Salmon, leek and dill tartlets
I am happy with the way these turned out! Making them was more of an experience than originally intended. I couldn't find pre-made tart cases like the recipe asked for, so I bought some pre-rolled pastry and some baking beans and decided to bake some myself. Alas, the pre-rolled pastry was thicker than that of pre-made tarts and I didn't think to roll it out further, so even though I had bought the right weight of pastry, I didn't have enough pastry to fill more than 5 holes in my muffin tin. I knew I would be making fewer tarts than the recipe says, because my muffin tin is probably bigger than pre-made tart cases would be. But 5 is so few! In the end, I decided to cut the pastry smaller than the holes on the muffin tin; this meant I got 12 tarts in total (score!) but they also ended up misshapen because they were so far down in the tin there was no easy way to trim the edges neatly. With 12 tarts I still had some salmon mixture leftover, so I baked that in a couple of ramekins. While baking the tarts and ramekins I had a very Bake Off moment, when I realised I had forgotten to add the dill to the mixture!

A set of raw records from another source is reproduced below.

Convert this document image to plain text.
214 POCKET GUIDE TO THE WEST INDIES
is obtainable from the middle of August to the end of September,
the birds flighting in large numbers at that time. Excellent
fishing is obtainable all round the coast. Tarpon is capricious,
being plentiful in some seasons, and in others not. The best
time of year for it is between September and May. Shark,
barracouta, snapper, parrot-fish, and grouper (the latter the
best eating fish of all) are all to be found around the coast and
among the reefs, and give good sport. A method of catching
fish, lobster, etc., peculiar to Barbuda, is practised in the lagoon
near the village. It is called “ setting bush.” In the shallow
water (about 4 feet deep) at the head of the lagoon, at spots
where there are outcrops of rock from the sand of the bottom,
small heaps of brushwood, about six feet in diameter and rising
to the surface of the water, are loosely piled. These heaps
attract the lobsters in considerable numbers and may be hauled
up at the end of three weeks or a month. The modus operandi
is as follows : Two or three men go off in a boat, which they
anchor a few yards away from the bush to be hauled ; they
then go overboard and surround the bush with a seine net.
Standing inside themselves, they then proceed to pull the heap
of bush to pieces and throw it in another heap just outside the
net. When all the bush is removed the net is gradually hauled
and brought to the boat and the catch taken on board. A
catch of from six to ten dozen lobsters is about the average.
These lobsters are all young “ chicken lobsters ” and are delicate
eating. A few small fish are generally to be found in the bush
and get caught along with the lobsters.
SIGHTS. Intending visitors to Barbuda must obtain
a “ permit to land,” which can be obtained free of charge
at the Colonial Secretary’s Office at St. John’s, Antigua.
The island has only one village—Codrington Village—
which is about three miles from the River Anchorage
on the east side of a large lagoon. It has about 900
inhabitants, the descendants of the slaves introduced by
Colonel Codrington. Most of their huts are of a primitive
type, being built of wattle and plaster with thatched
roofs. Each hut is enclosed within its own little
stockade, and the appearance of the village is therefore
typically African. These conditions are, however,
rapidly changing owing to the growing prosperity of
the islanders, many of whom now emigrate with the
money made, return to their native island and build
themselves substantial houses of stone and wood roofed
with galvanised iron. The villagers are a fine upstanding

I took the tarts out of the oven and tried to stir the dill into each one. Oddly enough, it actually worked. Special mention also goes to the tinned salmon. I knew that taking the bones out of the salmon would be long and tiring, and I wasn't wrong. But I had even more of a problem when my can opener broke while I tried to open the can. I did get the can open eventually by holding the can opener together and whispering please please please please please under my breath while salmon juice poured everywhere; it's not an experience I'd like to repeat. After that, I think forgetting the dill is excusable. As for the taste, these were nice but not spectacular. I don't know if it's possible to introduce lemon juice to an egg and cream mixture without curdling it, but that's what would have taken the taste of these to the next level.